The list below is based on a G+ discussion in a single language, but has way broader aspects.
It’s on value types, mutability, parameterless constructors and expectations of compiled code.
I’ve bitten myself in the foot with mutable types in too many languages too often, so I started advocating this years ago at clients, and now in this blog-post.
TL;DR:
- some languages disallow parameterless constructors: C++, C# and Delphi are examples
- this historically stems from the C++ and C# background
- it has to do with them not wanting to automatically call them upon array initialisation taking a lot of CPU time
- most languages do not stop you from making mutable value types, but in practice your value types should be immutable as otherwise you will open a can of worms, for instance you will have a hard time:
- preventing threading issues
- making code following functional patterns
- scaling your code by making your algorithms supporting parallel execution
- parameterless constructors include constructors with parameters having default values
Some links that explain this in more depth:
- [WayBack] c# – const, readonly and mutable value types – Stack Overflow
- [WayBack] c# – Why can’t I define a default constructor for a struct in .NET? – Stack Overflow (Thanks Jon Skeet)
- [WayBack] c# – const, readonly and mutable value types – Stack Overflow (thanks vc 74)

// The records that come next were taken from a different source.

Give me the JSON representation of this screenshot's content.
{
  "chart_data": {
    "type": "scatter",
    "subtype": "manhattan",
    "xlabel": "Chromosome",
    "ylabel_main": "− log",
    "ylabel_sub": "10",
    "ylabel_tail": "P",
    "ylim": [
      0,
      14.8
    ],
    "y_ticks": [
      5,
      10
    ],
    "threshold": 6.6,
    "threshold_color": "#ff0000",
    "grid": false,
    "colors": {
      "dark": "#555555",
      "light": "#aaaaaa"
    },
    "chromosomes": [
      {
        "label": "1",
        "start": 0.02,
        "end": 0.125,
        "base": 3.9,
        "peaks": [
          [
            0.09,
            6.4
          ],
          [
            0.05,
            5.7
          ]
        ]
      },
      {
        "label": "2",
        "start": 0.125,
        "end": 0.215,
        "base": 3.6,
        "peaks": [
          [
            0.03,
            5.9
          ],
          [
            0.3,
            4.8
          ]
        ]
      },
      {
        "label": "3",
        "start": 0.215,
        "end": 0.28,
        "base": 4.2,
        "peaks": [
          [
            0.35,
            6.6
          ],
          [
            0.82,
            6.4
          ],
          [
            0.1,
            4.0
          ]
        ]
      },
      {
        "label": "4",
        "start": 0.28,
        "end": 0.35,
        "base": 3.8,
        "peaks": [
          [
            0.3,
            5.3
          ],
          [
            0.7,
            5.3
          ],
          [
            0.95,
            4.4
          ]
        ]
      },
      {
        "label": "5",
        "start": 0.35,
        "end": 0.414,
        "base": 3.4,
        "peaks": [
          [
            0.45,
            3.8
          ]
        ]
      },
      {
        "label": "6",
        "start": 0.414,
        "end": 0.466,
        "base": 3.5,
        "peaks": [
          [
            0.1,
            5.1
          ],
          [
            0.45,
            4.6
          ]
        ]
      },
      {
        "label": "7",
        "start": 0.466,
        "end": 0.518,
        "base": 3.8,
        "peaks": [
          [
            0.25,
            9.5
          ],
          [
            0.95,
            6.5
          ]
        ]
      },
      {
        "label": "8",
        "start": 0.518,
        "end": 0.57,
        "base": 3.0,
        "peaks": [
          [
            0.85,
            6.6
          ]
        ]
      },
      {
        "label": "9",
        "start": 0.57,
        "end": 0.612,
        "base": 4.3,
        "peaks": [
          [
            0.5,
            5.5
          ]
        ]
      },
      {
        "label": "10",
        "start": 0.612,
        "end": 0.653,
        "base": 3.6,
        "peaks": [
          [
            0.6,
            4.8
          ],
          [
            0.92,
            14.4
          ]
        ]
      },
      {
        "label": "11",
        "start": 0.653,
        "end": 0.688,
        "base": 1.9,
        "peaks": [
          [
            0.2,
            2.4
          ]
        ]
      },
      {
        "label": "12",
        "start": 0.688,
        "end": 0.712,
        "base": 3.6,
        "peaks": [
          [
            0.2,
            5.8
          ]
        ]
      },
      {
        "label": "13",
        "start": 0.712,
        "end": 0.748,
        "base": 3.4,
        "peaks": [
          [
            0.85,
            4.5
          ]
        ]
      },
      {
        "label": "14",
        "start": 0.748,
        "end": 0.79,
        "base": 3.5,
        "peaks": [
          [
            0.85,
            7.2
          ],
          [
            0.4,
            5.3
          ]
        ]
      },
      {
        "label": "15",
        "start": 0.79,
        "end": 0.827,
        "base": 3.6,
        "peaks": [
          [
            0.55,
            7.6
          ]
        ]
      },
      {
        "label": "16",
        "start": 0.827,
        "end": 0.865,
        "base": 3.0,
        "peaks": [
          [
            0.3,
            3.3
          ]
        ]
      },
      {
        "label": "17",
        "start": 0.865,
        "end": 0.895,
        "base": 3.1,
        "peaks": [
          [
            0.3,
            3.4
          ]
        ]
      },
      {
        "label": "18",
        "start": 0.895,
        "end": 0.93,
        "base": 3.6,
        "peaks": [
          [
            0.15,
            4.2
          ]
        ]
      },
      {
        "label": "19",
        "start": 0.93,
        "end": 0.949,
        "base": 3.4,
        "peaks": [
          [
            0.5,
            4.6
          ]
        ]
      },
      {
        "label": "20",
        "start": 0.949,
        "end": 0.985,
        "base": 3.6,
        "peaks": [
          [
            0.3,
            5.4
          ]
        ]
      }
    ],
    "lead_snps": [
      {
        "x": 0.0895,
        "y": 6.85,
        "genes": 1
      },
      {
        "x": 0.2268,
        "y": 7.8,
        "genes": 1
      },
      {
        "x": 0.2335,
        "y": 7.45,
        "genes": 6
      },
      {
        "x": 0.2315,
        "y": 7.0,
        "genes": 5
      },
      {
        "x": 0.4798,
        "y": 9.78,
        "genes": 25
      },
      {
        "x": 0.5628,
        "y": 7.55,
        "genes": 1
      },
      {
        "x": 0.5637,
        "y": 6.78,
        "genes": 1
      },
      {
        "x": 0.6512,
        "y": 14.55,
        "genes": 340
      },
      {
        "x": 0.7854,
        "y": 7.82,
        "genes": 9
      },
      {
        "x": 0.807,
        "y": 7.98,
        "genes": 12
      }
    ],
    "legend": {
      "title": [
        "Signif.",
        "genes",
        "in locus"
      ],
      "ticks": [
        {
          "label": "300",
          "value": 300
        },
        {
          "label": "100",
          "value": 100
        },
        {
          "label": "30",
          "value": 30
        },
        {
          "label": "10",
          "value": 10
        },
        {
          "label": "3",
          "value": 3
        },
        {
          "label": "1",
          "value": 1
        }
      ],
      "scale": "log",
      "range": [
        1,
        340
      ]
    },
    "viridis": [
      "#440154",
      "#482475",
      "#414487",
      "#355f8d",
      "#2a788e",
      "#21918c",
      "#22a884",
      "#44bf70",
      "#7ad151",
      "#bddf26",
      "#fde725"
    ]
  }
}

- [WayBack] Parameterless constructors on record types: I wanted to have a constructor on a record type that would set default values for the elements… – Girish Patil – Google+
- [WayBack] c# – Why are mutable structs “evil”? – Stack Overflow
- [WayBack] delphi – Why are parameterless constructors not allowed on records? – Stack Overflow
- [WayBack] Delphi instance methods and value types – twm’s blog via [WayBack] David Heffernan commented on Girish Patil’s post on G+ But you should never make instance methods on value types that mutate the value. Otherwise you … – Thomas Mueller (dummzeuch) – Google+ (this is what started me to collect this overview)
The “just pass them as reference” often seen as reason to explain “mutable value types are OK” is exactly describing why they are not OK.